At trial, the Judge remanded the case back to Prudential to permit Ms. Schvartsman to submit evidence rebutting the opinion of Prudential’s reviewing physician. Kantor & Kantor, LLP discovered that the physician was not experienced in the field and that his “expertise” appeared to be limited to cosmetic procedures, such as Botox injections. After receiving this evidence, Prudential reversed its claim decision and Ms. Schvartsman was awarded her back benefits. Schvartsman v. Prudential Ins. Co. of America, Civil Action No. CV05-1950 PA (Ex)
Depression - AddictionKantor & Kantor, LLP represented a doctor seeking benefits due to three policies of disability income insurance. Our client was rendered totally and permanently disabled from his former occupation as an anesthesiologist due to severe depression and narcotic addiction, as defined under the disability insurance policies. Defendants unreasonably denied our client's claims without justification and terminated his claims in reckless disregard of his rights as an insured. The insurers' bad faith was evident from their conduct. They failed to properly investigate our client's claim, they ignored the opinion of our client's treating physician, they misrepresented facts to our client, and they failed to obtain an independent medical examination.
We settled the case favorably for our client.
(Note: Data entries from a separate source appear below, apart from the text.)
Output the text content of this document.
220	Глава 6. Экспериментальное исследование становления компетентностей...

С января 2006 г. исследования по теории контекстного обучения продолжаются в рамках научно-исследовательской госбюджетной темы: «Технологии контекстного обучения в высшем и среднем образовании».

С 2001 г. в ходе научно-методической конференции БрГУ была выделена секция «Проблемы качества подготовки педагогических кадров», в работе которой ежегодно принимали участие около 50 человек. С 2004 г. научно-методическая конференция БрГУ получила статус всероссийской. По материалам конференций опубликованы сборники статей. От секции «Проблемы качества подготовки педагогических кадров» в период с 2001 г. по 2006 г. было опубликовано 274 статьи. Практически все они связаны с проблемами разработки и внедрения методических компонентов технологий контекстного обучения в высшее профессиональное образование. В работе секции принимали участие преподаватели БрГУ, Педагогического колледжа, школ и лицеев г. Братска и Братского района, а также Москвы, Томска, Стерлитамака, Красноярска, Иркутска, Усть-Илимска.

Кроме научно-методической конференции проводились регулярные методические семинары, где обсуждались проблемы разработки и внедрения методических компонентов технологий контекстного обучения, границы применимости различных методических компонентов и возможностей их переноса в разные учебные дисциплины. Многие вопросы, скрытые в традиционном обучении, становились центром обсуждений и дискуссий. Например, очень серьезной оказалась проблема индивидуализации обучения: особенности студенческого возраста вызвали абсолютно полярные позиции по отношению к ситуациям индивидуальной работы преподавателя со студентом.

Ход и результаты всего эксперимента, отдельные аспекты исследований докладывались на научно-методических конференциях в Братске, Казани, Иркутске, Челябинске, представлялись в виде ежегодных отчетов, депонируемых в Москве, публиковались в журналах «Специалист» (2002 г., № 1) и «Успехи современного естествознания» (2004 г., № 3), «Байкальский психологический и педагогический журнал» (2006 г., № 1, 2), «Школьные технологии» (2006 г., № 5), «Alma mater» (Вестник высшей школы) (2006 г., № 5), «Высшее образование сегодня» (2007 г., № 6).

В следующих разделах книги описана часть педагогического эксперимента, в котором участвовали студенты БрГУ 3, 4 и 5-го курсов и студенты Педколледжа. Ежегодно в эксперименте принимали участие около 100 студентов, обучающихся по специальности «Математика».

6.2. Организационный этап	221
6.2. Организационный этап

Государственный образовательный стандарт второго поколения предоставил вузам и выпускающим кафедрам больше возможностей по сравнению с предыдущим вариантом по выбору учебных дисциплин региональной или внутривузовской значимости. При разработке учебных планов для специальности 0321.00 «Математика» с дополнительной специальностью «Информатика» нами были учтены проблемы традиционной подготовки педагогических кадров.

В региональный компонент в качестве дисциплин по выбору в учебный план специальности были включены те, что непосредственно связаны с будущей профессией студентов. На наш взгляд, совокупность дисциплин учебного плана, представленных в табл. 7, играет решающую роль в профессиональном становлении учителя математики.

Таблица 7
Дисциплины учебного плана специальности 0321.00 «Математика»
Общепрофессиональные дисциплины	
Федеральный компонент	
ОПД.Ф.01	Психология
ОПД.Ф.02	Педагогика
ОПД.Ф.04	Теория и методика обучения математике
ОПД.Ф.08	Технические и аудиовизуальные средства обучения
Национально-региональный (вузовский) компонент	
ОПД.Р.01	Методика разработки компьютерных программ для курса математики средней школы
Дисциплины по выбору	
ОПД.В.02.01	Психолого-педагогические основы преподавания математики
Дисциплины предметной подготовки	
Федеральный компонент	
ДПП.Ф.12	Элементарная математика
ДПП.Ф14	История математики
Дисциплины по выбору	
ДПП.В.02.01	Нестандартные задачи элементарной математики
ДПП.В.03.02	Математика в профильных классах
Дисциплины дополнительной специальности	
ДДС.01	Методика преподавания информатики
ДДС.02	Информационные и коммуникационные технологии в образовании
Back/Spinal InjuryGloria Archuleta worked as a Customer Service Representative, for Hub Industries. Her job required constant sitting. Ms. Archuleta began to experience severe pain and sudden attacks on her right side, which rendered it impossible for her to sit for more than brief periods. Ms. Archuleta underwent surgery and was subsequently prescribed strong pain medication to alleviate her continuing pain. Ms. Archuleta’s doctors consistently supported her disability and advised the insurer that the plaintiff’s ability to perform her job was impaired by not only her pain but her strong pain medication. The trial court held, in a published opinion, that Reliance Standard acted in an arbitrary and capricious manner when it terminated the benefits. The insurer ignored Ms. Archuleta’s reports of pain and failed to investigate or consider the side effects of her pain medication. Archuleta v. Reliance Standard Life Ins. Co ., 504 F.Supp2d 876 (C.D., Cal, 2007).
Dr. Abdel Malek is a physician at Kaiser, where he had to discontinue his full-time practice due to a cardiac condition. He had been advised to work only part-time because the stress of his full-time job increased the possibility of a serious heart attack. Kaiser’s disability insurer, CIGNA, refused to pay Dr. Abdel Malek his disability benefits, stating that if Dr. Abdel Malek was “capable” of working part-time, he was “capable” of working full time.
The case was tried and the trial court issued an opinion that was published. The trial court found for Dr. Abdel Malek and stated that the severe risk associated with a full-time practice was sufficient grounds for disability status. The Court stated: “...it would be unreasonable to interpret “capable” to mean “capable until your condition kills you.” Abdel Malek v. Life Ins. Co. of N. America, 359 F.Supp2d 912 (C.D., Cal, 2005).